Non è facile stare al passo con i Dool; non lo è mai stato, sia chiaro, e l’ultimo parto della band olandese, The Shape of Fluidity, non fa che marchiare a fuoco quella che è la caratteristica principale dell’ensemble guidato da Raven van Dorst: la fluidità.
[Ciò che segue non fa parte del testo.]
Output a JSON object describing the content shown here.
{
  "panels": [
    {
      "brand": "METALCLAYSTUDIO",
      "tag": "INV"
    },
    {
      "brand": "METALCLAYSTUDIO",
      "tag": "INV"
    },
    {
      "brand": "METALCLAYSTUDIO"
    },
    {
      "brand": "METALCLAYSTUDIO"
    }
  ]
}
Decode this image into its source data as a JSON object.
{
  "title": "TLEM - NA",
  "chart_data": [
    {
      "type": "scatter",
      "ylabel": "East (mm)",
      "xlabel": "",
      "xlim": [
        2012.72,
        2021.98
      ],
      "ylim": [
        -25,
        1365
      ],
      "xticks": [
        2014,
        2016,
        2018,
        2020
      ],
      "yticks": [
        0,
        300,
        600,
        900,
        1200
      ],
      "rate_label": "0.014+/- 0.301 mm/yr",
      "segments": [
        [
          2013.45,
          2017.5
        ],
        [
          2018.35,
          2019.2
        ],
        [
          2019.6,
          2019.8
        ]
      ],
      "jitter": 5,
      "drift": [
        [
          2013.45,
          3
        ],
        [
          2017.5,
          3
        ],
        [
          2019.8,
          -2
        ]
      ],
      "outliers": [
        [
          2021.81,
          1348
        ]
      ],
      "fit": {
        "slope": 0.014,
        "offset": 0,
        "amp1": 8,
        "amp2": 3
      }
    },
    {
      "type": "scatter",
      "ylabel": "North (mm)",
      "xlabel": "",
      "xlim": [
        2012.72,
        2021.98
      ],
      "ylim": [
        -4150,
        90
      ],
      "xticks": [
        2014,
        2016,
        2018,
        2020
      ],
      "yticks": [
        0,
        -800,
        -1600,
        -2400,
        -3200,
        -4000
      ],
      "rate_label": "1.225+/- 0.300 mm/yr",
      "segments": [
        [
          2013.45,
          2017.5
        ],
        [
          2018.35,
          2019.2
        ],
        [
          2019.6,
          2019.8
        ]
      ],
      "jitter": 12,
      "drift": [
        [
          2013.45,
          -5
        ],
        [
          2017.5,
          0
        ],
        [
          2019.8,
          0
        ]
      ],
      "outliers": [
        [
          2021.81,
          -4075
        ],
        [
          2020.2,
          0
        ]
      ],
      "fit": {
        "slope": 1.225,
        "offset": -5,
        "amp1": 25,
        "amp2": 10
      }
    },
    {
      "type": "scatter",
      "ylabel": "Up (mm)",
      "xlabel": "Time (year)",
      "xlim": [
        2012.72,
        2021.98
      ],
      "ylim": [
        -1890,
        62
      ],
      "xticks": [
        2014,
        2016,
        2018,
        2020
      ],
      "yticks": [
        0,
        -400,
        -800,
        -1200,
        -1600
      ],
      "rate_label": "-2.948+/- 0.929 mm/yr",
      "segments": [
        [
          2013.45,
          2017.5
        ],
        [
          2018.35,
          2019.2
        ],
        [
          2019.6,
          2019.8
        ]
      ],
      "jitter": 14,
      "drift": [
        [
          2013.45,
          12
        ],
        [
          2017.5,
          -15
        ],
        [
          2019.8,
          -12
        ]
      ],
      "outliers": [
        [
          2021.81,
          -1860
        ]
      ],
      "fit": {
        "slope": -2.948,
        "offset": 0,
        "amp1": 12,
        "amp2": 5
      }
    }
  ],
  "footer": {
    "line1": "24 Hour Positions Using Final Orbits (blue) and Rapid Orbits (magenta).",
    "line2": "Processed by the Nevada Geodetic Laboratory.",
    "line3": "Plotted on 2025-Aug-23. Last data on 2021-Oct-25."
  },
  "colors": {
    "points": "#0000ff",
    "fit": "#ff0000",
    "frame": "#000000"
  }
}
I Nostri partono da una solida base di occult rock sulla quale innestano senza soluzione di continuità accenni di psichedelia, di prog settantiano, di doom, di darkwave, di desert rock e di post-metal per creare un qualcosa che forse non arriva subito al cuore (per qualcuno magari non ci arriva per niente), e che fa leva essenzialmente sulla sensibilità soggettiva di chi ascolta. Indubbiamente la voce nasale e suadente della van Dorst gioca una parte cruciale nella musica dei Dool: è intrigante, ipnotica, forte ma al tempo stesso flessuosa. Le strutture melodiche e ritmiche costruite attorno alla sua interpretazione ne seguono le inflessioni, i picchi e le cadute (o forse è la voce che si plasma sulla parte strumentale?), e il connubio tra le varie componenti è di sicuro impatto, forse di non eguale importanza per tutte e nove le tracce del lavoro, ma sicuramente notevole. Non si gioca solo sull’orecchiabilità: gli olandesi lavorano per spirali, avvolgono pian piano l’ascoltatore e lo stordiscono, soprattutto quando rallentano le ritmiche per toccare vette epiche di gran magnetismo; la title-track ne è un esempio, un brano che dopo un’apertura sognante e nebbiosa diventa un cupo monolite nelle cui chitarre sembrano riecheggiare i migliori Amenra. Ma è il contrasto tra pesante e leggero, tra bagliore e oscurità, che di fatto premia la proposta dei Nostri, e proprio in questo pezzo questa dicotomia vincente viene fuori con maggiore potenza. “House of a Thousand Dreams” e “Hymn for a Memory Lost” sono altri due esempi di questo tipo, ma a livello di coinvolgimento emotivo non sono certamente da meno anche le più sferzanti “Venus in Flames”, e “Self-Dissect”.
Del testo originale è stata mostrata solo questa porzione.